Witbruine ridderzwammen in relicten van zeldzaam korstmosdennenbos
Nederlandse Mycologische VerenigingWitbruine ridderzwammen komen in groepjes voor van enkele tot een tiental exemplaren. Ze vormen miccorhiza's met dennen (Pinus), soms met spar (Picea) in gemengde en naaldbossen op matig vochtige tot droge, zandige of lemige, zeer voedselarme en humusarme bodems.
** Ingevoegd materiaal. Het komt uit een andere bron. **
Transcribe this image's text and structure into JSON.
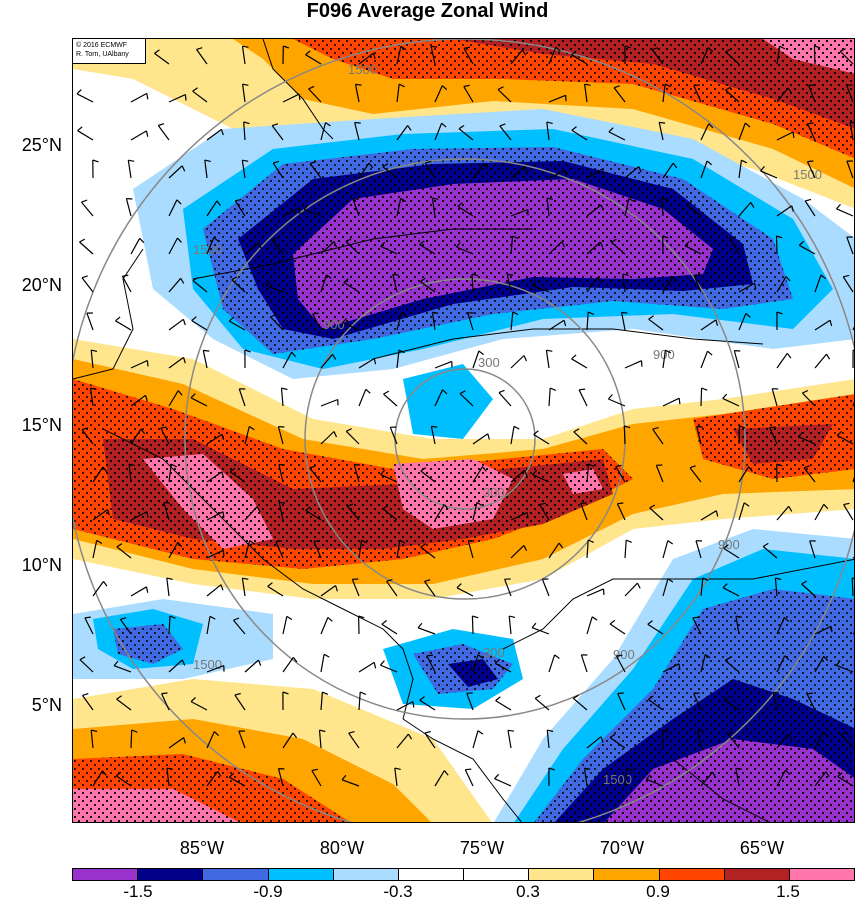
{
  "title": "F096 Average Zonal Wind",
  "copyright": {
    "line1": "© 2016 ECMWF",
    "line2": "R. Torn, UAlbany"
  },
  "lat_labels": [
    "25°N",
    "20°N",
    "15°N",
    "10°N",
    "5°N"
  ],
  "lon_labels": [
    "85°W",
    "80°W",
    "75°W",
    "70°W",
    "65°W"
  ],
  "colorbar": {
    "colors": [
      "#9932cc",
      "#00008b",
      "#4169e1",
      "#00bfff",
      "#aadcff",
      "#ffffff",
      "#ffffff",
      "#ffe68c",
      "#ffa500",
      "#ff4500",
      "#b22222",
      "#ff77aa"
    ],
    "labels": [
      "-1.5",
      "-0.9",
      "-0.3",
      "0.3",
      "0.9",
      "1.5"
    ]
  },
  "contour_labels": [
    "300",
    "900",
    "1500"
  ],
  "map_data": {
    "variable": "Average Zonal Wind",
    "forecast_hour": "F096",
    "shading_levels": [
      -1.5,
      -0.9,
      -0.3,
      0.3,
      0.9,
      1.5
    ],
    "distance_ring_values": [
      300,
      900,
      1500
    ],
    "stippling": true
  }
}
Zijn optimale habitat vormt het korstmosdennenbos, een bostype dat bijvoorbeeld in de Scandinavische landen nog optimaal voorkomt. Het korstmosdennenbos is in Nederland vrijwel verdwenen, maar komt toch nog op bescheiden schaal in relicten voor. Open zandige plekken in dennenbossen, randen van dennenbossen, overgangen van dennenbossen naar stuifzand, plagplekken in open dennenbossen of duinhellingen met dennenzaailingen kunnen soms voor een deel begroeid raken met grondkorstmos (Cladonia's), In het midden en oosten van ons land worden ze geregeld op militaire oefenterreinen opgemerkt. Vooral in de bermen van brede en regelmatig omgewoelde tankbanen worden ze gevonden.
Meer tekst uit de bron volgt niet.